The ResearchOutput transformer: metadata as a first-class citizen
Every insight that enters the database passes through a Data Transformer in the NestJS service layer. The transformer’s job is to append cryptographic-grade metadata before the record is written. This is not an afterthought but a required part of the domain object schema.
// domain/research-output.transformer.ts
import { createHash } from 'crypto';
export interface ResearchOutputMetadata {
sourceHash: string; // SHA-256 of all source chunk IDs + their content hashes
modelIdentifier: string; // e.g. "claude-sonnet-4-20250514"
modelTemperature: number; // always 0 for production runs
processingTimestamp: string; // ISO 8601, UTC
schemaVersion: string; // e.g. "research-output/v2"
outputHash: string; // SHA-256 of summary + citations + metadata (excluding outputHash itself)
}
export interface ResearchOutput {
id: string;
queryText: string;
summary: string;
citations: CitationRecord[];
sourceChunks: SourceChunk[];
metadata: ResearchOutputMetadata;
}
export class ResearchOutputTransformer {
transform(
queryText: string,
summary: string,
citations: CitationRecord[],
sourceChunks: SourceChunk[],
modelIdentifier: string,
): ResearchOutput {
const processingTimestamp = new Date().toISOString();
const modelTemperature = 0;
const schemaVersion = 'research-output/v2';
// Hash the source material: chunk IDs + their individual content hashes
const sourceHash = createHash('sha256')
.update(
sourceChunks
.map(c => `${c.chunkId}:${c.contentHash}`)
.sort() // sort for determinism regardless of retrieval order
.join('|')
)
.digest('hex');
// Build metadata (excluding outputHash — that comes last)
const partialMetadata: Omit<ResearchOutputMetadata, 'outputHash'> = {
sourceHash,
modelIdentifier,
modelTemperature,
processingTimestamp,
schemaVersion,
};
// Hash the full output: summary + citations + metadata
const outputHash = createHash('sha256')
.update(
JSON.stringify({ summary, citations, metadata: partialMetadata })
)
.digest('hex');
return {
id: crypto.randomUUID(),
queryText,
summary,
citations,
sourceChunks,
metadata: { ...partialMetadata, outputHash },
};
}
} The sourceHash proves that the output was generated from a specific set of source documents. If a source document is later found to have been corrupted or manipulated, the hash mismatch is detectable.

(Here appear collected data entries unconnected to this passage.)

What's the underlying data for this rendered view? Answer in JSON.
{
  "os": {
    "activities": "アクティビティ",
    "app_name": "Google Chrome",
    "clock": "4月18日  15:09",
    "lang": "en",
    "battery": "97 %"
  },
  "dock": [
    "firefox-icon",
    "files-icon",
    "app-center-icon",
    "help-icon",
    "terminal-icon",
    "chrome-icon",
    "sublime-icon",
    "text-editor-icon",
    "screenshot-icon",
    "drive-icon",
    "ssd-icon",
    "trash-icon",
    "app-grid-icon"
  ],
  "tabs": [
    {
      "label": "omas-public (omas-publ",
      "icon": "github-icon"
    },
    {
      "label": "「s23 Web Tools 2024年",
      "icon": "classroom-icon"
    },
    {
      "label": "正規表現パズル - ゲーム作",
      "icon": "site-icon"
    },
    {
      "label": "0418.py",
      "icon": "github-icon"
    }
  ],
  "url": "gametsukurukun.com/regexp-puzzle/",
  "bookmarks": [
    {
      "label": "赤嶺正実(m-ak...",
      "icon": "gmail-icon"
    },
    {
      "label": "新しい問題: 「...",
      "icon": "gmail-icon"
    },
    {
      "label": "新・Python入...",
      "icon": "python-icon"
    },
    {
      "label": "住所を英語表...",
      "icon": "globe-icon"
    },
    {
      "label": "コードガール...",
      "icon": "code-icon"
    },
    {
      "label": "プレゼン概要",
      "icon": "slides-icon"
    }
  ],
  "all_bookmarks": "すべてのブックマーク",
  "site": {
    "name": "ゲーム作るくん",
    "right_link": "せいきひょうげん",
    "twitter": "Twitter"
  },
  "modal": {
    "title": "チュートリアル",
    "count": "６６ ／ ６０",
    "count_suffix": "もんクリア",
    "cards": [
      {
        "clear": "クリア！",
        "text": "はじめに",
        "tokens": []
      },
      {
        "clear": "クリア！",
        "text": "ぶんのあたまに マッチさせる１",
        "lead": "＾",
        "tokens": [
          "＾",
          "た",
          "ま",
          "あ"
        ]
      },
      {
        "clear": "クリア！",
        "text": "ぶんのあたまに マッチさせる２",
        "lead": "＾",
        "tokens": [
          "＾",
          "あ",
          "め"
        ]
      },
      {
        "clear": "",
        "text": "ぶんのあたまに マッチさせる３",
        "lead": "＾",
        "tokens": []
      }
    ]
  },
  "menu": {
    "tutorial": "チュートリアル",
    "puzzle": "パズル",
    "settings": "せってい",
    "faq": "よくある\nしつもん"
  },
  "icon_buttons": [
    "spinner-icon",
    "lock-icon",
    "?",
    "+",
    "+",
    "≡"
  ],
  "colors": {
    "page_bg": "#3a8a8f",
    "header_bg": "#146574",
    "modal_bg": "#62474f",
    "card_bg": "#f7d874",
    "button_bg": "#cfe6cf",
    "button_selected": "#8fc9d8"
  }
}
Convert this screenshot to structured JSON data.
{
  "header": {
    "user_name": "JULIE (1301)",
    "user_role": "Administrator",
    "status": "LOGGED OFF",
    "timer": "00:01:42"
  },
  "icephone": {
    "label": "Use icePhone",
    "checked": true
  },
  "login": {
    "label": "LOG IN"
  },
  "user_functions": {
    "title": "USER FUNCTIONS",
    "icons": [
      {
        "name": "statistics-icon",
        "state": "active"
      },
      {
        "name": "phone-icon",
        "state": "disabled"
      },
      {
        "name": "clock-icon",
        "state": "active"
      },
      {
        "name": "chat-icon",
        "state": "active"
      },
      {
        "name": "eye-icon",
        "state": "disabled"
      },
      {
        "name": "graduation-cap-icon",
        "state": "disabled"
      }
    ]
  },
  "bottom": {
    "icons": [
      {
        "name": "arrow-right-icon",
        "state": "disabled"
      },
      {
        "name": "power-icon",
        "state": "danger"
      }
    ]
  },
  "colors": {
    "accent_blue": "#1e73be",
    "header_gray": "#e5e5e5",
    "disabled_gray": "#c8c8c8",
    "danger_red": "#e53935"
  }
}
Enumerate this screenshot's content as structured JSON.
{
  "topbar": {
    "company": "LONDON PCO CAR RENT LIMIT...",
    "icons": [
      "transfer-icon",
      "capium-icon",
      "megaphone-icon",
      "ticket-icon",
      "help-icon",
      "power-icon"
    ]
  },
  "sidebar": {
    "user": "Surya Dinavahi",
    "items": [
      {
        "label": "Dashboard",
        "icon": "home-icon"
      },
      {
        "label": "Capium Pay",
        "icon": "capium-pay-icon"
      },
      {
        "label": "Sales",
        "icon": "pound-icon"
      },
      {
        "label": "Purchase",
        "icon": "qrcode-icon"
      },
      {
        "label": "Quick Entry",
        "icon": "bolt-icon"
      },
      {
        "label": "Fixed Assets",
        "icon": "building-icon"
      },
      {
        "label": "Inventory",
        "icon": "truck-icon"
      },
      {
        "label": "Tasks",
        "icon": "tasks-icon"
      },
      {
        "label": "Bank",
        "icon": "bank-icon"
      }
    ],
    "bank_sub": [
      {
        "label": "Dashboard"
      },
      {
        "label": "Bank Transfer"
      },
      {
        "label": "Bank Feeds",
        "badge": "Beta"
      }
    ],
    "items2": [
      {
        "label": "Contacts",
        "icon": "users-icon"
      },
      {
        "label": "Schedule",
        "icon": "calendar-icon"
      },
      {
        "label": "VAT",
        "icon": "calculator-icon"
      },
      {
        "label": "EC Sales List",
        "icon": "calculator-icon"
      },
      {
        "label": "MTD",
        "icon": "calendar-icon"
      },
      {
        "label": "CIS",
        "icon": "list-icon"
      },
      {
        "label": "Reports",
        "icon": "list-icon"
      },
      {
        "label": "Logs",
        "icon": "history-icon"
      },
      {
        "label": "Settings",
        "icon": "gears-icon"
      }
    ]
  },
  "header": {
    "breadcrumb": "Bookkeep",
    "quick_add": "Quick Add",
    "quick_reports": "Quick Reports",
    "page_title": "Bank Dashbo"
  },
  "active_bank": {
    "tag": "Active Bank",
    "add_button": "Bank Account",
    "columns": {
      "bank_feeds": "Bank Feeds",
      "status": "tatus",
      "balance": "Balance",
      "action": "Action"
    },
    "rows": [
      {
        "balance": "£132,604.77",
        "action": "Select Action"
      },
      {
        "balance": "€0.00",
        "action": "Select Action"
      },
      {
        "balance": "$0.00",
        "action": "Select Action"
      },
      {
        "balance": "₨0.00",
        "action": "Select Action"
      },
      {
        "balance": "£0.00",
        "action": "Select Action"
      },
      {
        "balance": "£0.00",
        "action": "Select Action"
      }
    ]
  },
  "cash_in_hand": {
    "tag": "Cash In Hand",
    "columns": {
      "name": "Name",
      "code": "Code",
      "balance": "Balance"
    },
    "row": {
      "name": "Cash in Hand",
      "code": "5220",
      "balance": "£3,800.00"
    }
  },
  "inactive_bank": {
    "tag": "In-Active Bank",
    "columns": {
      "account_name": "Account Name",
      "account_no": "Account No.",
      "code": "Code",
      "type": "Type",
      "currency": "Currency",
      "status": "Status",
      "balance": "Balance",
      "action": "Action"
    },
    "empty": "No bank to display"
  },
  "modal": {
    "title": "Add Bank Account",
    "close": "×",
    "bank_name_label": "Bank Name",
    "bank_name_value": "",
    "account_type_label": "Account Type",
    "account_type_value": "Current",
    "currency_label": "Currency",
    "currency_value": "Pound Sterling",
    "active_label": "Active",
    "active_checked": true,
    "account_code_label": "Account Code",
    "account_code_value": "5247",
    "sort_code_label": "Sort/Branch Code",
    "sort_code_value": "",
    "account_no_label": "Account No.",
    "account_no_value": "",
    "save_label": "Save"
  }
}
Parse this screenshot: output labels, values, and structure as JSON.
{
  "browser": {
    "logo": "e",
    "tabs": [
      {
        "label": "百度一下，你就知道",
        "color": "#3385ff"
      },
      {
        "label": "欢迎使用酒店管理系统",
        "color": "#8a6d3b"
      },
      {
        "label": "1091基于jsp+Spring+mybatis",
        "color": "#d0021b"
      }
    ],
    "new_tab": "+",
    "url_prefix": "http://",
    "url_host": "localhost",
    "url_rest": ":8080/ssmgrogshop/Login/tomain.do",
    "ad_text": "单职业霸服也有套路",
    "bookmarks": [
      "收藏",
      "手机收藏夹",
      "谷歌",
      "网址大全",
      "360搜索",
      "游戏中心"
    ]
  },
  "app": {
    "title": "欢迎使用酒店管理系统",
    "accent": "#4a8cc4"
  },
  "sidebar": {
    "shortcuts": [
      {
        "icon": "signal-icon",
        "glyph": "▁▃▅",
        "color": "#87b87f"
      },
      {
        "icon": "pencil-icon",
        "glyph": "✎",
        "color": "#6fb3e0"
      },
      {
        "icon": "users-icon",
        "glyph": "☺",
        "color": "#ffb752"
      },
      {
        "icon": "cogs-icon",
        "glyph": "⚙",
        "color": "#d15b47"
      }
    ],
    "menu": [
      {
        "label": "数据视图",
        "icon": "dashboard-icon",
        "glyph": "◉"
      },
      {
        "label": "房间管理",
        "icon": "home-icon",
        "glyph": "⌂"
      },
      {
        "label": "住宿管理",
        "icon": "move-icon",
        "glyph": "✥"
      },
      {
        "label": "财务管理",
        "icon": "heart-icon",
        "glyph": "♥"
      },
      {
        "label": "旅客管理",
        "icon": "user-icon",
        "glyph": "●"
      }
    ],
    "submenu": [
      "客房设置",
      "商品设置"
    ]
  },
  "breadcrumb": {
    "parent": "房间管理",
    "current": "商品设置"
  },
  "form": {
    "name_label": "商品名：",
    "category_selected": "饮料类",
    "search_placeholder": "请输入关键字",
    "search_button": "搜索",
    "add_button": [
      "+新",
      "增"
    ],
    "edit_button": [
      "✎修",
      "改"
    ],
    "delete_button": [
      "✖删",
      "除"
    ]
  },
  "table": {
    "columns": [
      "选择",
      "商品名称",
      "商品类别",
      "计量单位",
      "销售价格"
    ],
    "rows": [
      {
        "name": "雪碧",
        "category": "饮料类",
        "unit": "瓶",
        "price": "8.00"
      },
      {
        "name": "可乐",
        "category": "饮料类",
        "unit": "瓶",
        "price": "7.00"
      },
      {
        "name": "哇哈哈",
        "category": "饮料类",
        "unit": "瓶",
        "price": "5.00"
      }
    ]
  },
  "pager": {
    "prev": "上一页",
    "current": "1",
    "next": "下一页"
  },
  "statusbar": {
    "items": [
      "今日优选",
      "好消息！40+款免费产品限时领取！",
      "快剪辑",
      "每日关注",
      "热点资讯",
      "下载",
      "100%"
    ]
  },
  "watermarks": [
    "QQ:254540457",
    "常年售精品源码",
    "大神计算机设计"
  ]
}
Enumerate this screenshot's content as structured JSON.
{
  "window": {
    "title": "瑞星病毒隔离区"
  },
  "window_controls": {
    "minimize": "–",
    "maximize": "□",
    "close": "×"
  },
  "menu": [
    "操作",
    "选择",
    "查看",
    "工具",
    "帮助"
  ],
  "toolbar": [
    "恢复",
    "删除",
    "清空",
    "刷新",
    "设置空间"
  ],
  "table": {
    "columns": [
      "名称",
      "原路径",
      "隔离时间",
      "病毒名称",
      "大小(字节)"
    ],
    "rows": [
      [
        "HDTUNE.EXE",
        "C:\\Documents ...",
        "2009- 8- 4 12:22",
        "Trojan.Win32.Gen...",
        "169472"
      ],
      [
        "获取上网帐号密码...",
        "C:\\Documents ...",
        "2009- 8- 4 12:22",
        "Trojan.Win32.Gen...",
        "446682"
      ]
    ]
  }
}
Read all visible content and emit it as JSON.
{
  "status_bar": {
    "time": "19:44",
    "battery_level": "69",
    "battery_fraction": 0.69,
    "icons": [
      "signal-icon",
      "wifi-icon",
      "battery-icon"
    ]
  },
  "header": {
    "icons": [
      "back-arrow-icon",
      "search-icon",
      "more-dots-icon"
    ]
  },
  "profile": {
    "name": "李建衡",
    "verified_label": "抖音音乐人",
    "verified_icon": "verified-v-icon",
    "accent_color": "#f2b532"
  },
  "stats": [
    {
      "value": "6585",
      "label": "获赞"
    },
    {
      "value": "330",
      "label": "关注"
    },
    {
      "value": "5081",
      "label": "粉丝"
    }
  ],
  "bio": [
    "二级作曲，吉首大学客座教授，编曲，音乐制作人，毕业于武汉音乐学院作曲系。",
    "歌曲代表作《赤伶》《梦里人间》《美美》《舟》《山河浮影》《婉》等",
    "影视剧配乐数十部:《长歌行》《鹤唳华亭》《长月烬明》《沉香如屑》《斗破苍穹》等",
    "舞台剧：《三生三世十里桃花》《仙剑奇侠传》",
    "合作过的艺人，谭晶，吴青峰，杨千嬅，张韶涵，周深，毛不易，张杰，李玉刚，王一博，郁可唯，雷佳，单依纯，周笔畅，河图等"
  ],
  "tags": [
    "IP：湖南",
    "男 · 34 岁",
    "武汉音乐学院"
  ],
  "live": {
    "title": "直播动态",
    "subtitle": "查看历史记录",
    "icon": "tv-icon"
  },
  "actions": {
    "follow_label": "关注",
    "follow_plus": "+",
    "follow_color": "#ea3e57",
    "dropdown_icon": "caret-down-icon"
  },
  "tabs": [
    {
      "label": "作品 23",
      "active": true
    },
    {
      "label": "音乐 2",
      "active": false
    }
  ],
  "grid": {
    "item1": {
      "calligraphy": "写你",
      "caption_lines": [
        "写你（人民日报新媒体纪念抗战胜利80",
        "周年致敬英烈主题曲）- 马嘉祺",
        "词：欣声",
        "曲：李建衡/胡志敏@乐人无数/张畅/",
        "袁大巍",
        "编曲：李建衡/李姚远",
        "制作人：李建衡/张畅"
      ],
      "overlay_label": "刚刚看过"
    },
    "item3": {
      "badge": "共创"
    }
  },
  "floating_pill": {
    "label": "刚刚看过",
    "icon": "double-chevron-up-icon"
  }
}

The outputHash proves that the stored record has not been modified since it was written. Any change to the summary, citations, or metadata, even a single character, produces a different hash.
The schemaVersion ensures that a record written under the current schema can be distinguished from records written under a future schema, allowing the presentation layer to render them correctly even as the system evolves.
Audit-as-a-Service: what this enables in practice
The decoupled frontend described here, a Svelte 5 application that renders records but holds no logic, is the component that makes the audit trail described in the deterministic RAG guide accessible to non-technical stakeholders.
A compliance officer can open a research report from eighteen months ago and request the provenance of a specific finding. The frontend sends a record ID to the NestJS API, which retrieves the stored ResearchOutput, verifies the outputHash against the stored value, and returns the full source chain: the query text, the retrieved chunks with their origin URLs and timestamps, the model version, and the processing timestamp.
This is not a forensic exercise performed after something goes wrong. It is a routine query against a well-structured domain model. The traceability is not a feature bolted onto the system. It is the system.
The contrast with vibe-coded AI tools is not subtle. Those tools can show you what they said. They cannot show you why they said it, or whether they would say the same thing again tomorrow. Citium’s architecture can do both.